Educators can join this movement by expecting any ed tech product being pitched to district staff to have at least a rationale for why it should work for them (required in the Every Student Succeeds Act’s base level of evidence). Beyond expecting some level of evidence, educators should take these actions.
● Develop a community with other districts or with professional organizations to share results, since one study can never provide a clear picture of the product’s effectiveness. An example of this is Digital Promise’s League of Innovative Schools.
● Invite companies to run studies in your district (in exchange for a discount on the product), even if the results of spring testing may not be available in time to support a local decision.
● Consider participation in a pilot, in which a representative set of schools (not just the lowest-performing) or teachers (not just the most experienced) uses the product.

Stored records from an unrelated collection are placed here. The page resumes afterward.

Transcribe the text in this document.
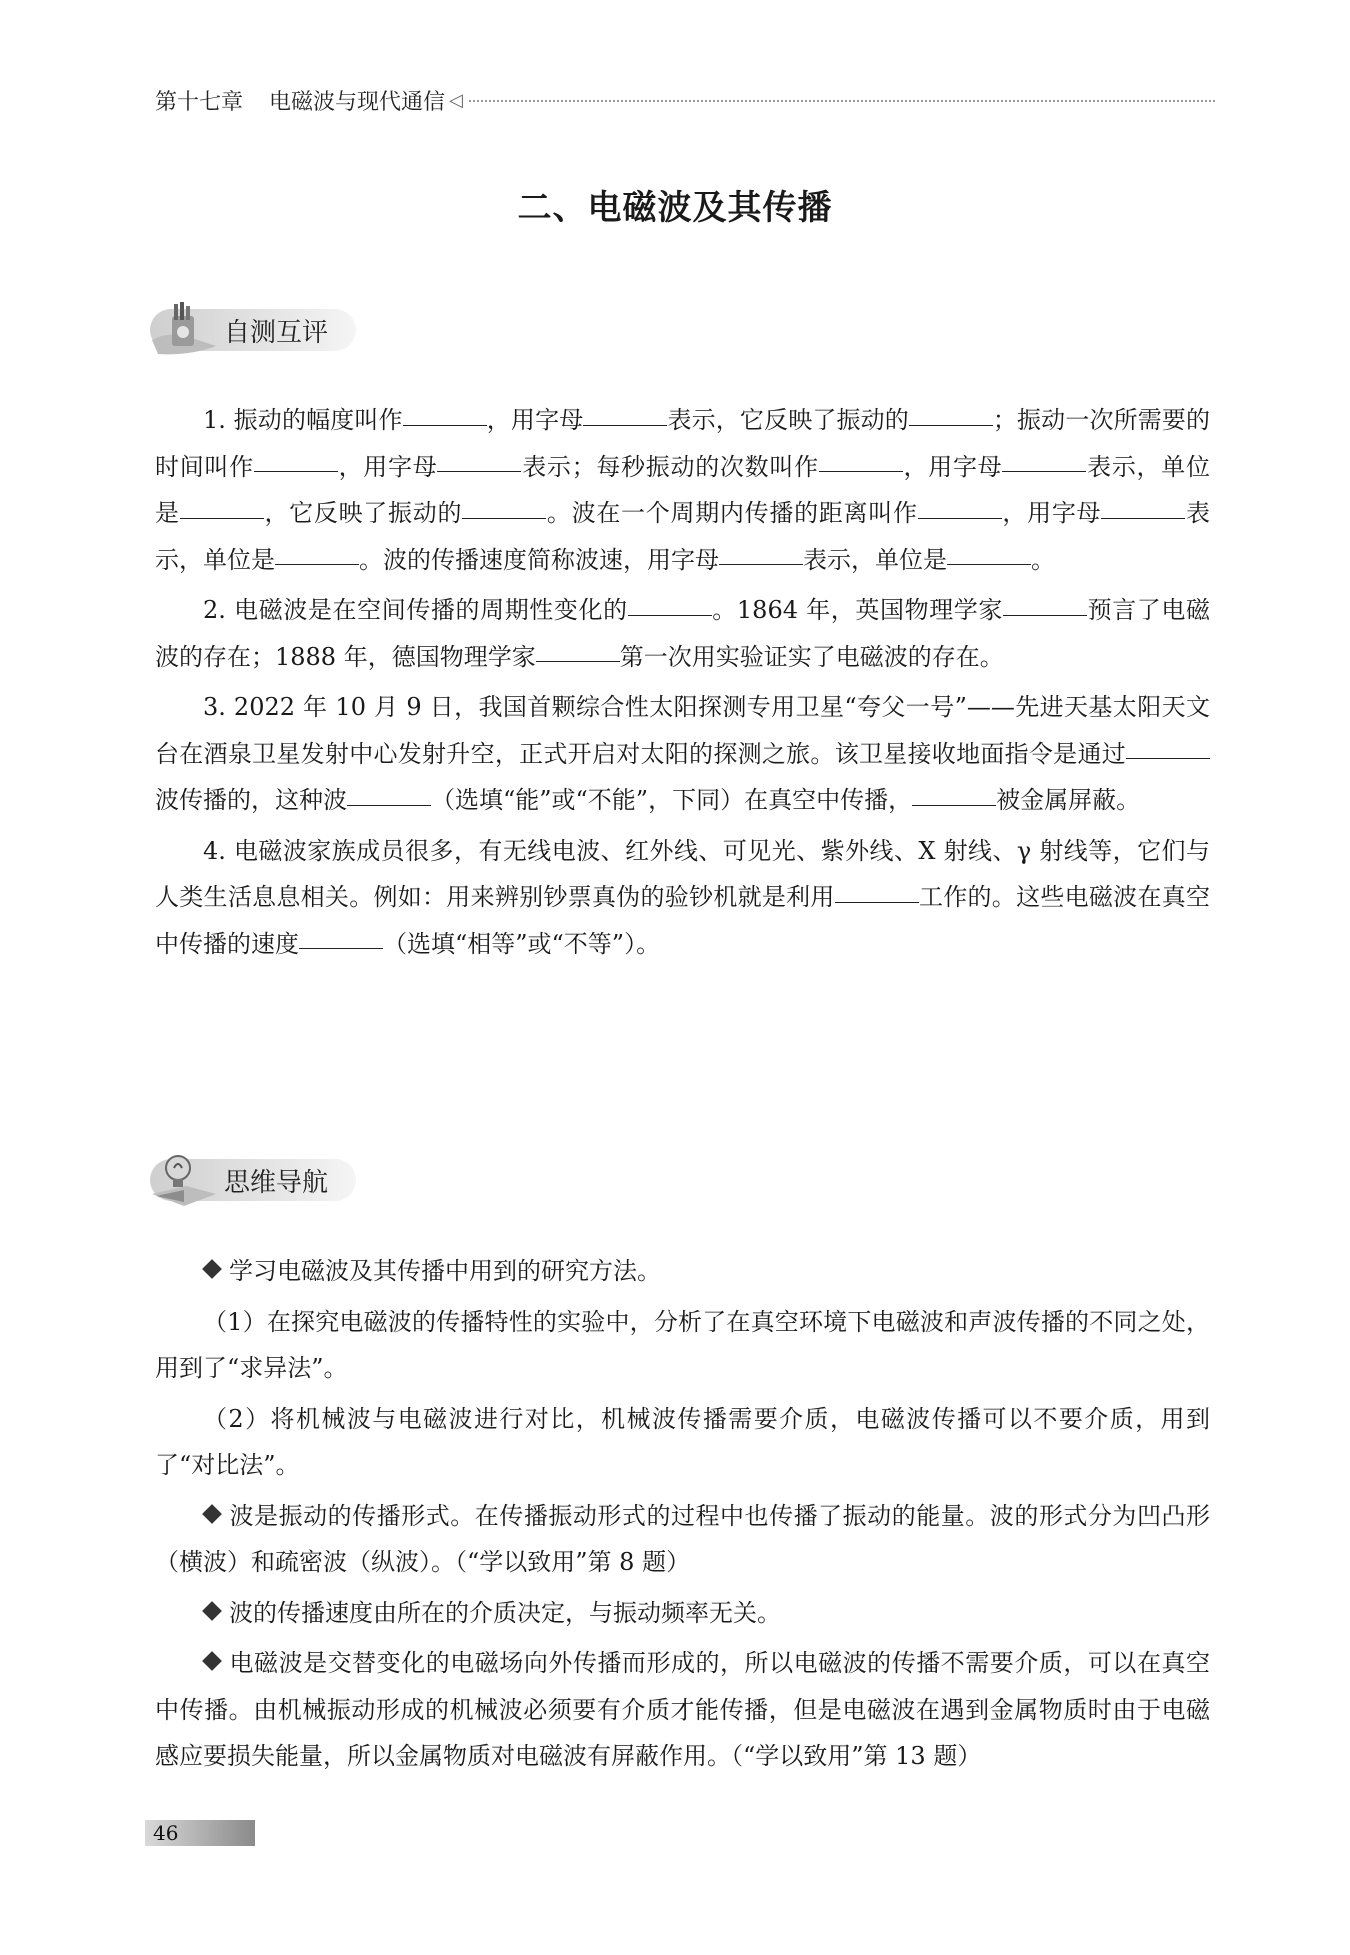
第十七章 电磁波与现代通信 ◁
二、电磁波及其传播
自测互评

1. 振动的幅度叫作	，用字母	表示，它反映了振动的	；振动一次所需要的时间叫作	，用字母	表示；每秒振动的次数叫作	，用字母	表示，单位是	，它反映了振动的	。波在一个周期内传播的距离叫作	，用字母	表示，单位是	。波的传播速度简称波速，用字母	表示，单位是	。

2. 电磁波是在空间传播的周期性变化的	。1864 年，英国物理学家	预言了电磁波的存在；1888 年，德国物理学家	第一次用实验证实了电磁波的存在。

3. 2022 年 10 月 9 日，我国首颗综合性太阳探测专用卫星“夸父一号”——先进天基太阳天文台在酒泉卫星发射中心发射升空，正式开启对太阳的探测之旅。该卫星接收地面指令是通过波传播的，这种波	（选填“能”或“不能”，下同）在真空中传播，	被金属屏蔽。

4. 电磁波家族成员很多，有无线电波、红外线、可见光、紫外线、X 射线、γ 射线等，它们与人类生活息息相关。例如：用来辨别钞票真伪的验钞机就是利用	工作的。这些电磁波在真空中传播的速度	（选填“相等”或“不等”）。

思维导航

学习电磁波及其传播中用到的研究方法。

（1）在探究电磁波的传播特性的实验中，分析了在真空环境下电磁波和声波传播的不同之处，用到了“求异法”。

（2）将机械波与电磁波进行对比，机械波传播需要介质，电磁波传播可以不要介质，用到了“对比法”。

波是振动的传播形式。在传播振动形式的过程中也传播了振动的能量。波的形式分为凹凸形（横波）和疏密波（纵波）。（“学以致用”第 8 题）

波的传播速度由所在的介质决定，与振动频率无关。

电磁波是交替变化的电磁场向外传播而形成的，所以电磁波的传播不需要介质，可以在真空中传播。由机械振动形成的机械波必须要有介质才能传播，但是电磁波在遇到金属物质时由于电磁感应要损失能量，所以金属物质对电磁波有屏蔽作用。（“学以致用”第 13 题）

46
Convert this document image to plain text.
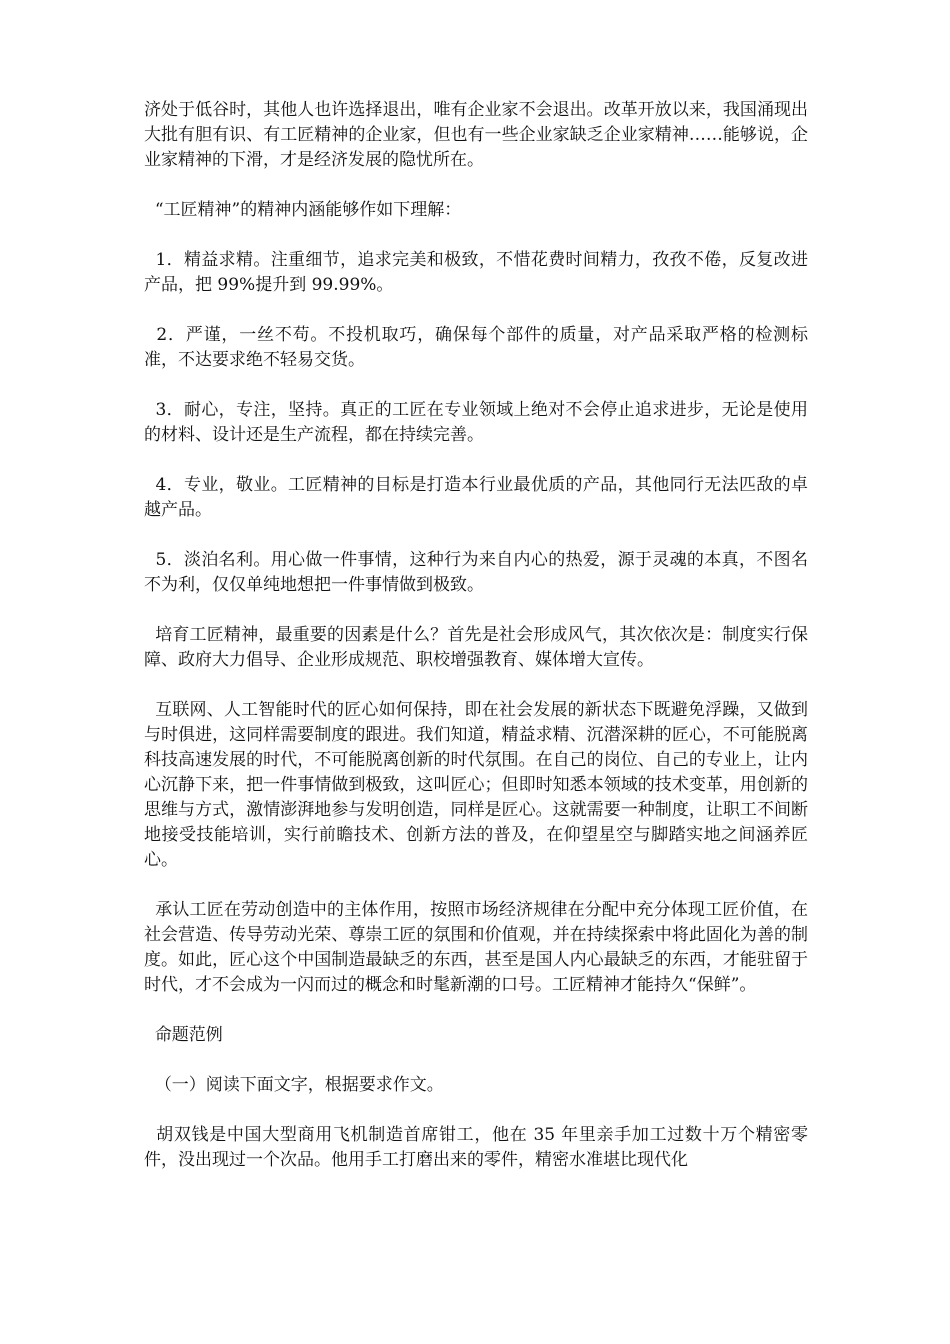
济处于低谷时，其他人也许选择退出，唯有企业家不会退出。改革开放以来，我国涌现出大批有胆有识、有工匠精神的企业家，但也有一些企业家缺乏企业家精神……能够说，企业家精神的下滑，才是经济发展的隐忧所在。

“工匠精神”的精神内涵能够作如下理解：

1．精益求精。注重细节，追求完美和极致，不惜花费时间精力，孜孜不倦，反复改进产品，把 99%提升到 99.99%。

2．严谨，一丝不苟。不投机取巧，确保每个部件的质量，对产品采取严格的检测标准，不达要求绝不轻易交货。

3．耐心，专注，坚持。真正的工匠在专业领域上绝对不会停止追求进步，无论是使用的材料、设计还是生产流程，都在持续完善。

4．专业，敬业。工匠精神的目标是打造本行业最优质的产品，其他同行无法匹敌的卓越产品。

5．淡泊名利。用心做一件事情，这种行为来自内心的热爱，源于灵魂的本真，不图名不为利，仅仅单纯地想把一件事情做到极致。

培育工匠精神，最重要的因素是什么？首先是社会形成风气，其次依次是：制度实行保障、政府大力倡导、企业形成规范、职校增强教育、媒体增大宣传。

互联网、人工智能时代的匠心如何保持，即在社会发展的新状态下既避免浮躁，又做到与时俱进，这同样需要制度的跟进。我们知道，精益求精、沉潜深耕的匠心，不可能脱离科技高速发展的时代，不可能脱离创新的时代氛围。在自己的岗位、自己的专业上，让内心沉静下来，把一件事情做到极致，这叫匠心；但即时知悉本领域的技术变革，用创新的思维与方式，激情澎湃地参与发明创造，同样是匠心。这就需要一种制度，让职工不间断地接受技能培训，实行前瞻技术、创新方法的普及，在仰望星空与脚踏实地之间涵养匠心。

承认工匠在劳动创造中的主体作用，按照市场经济规律在分配中充分体现工匠价值，在社会营造、传导劳动光荣、尊崇工匠的氛围和价值观，并在持续探索中将此固化为善的制度。如此，匠心这个中国制造最缺乏的东西，甚至是国人内心最缺乏的东西，才能驻留于时代，才不会成为一闪而过的概念和时髦新潮的口号。工匠精神才能持久“保鲜”。

命题范例

（一）阅读下面文字，根据要求作文。

胡双钱是中国大型商用飞机制造首席钳工，他在 35 年里亲手加工过数十万个精密零件，没出现过一个次品。他用手工打磨出来的零件，精密水准堪比现代化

● Keep in mind that research organizations may meet privacy requirements for data sharing more easily than the companies.
● Be prepared to allow a research organization to survey teachers, but ensure there is a purposeful and convincing rationale for the additional burden.
Nothing in these proposals breaks the rules and regulations of ESSA’s evidence standards for research. The fact that ESSA embraces the federal approach doesn’t prevent educators, developers, and researchers from going beyond the requirements. They can collect data on implementation, calculate subgroup impacts, and use their own data to generate evidence sufficient for their own decisions.
Denis Newman is chairman and CEO of Empirical Education. Hannah D’Apice is research manager at Empirical Education.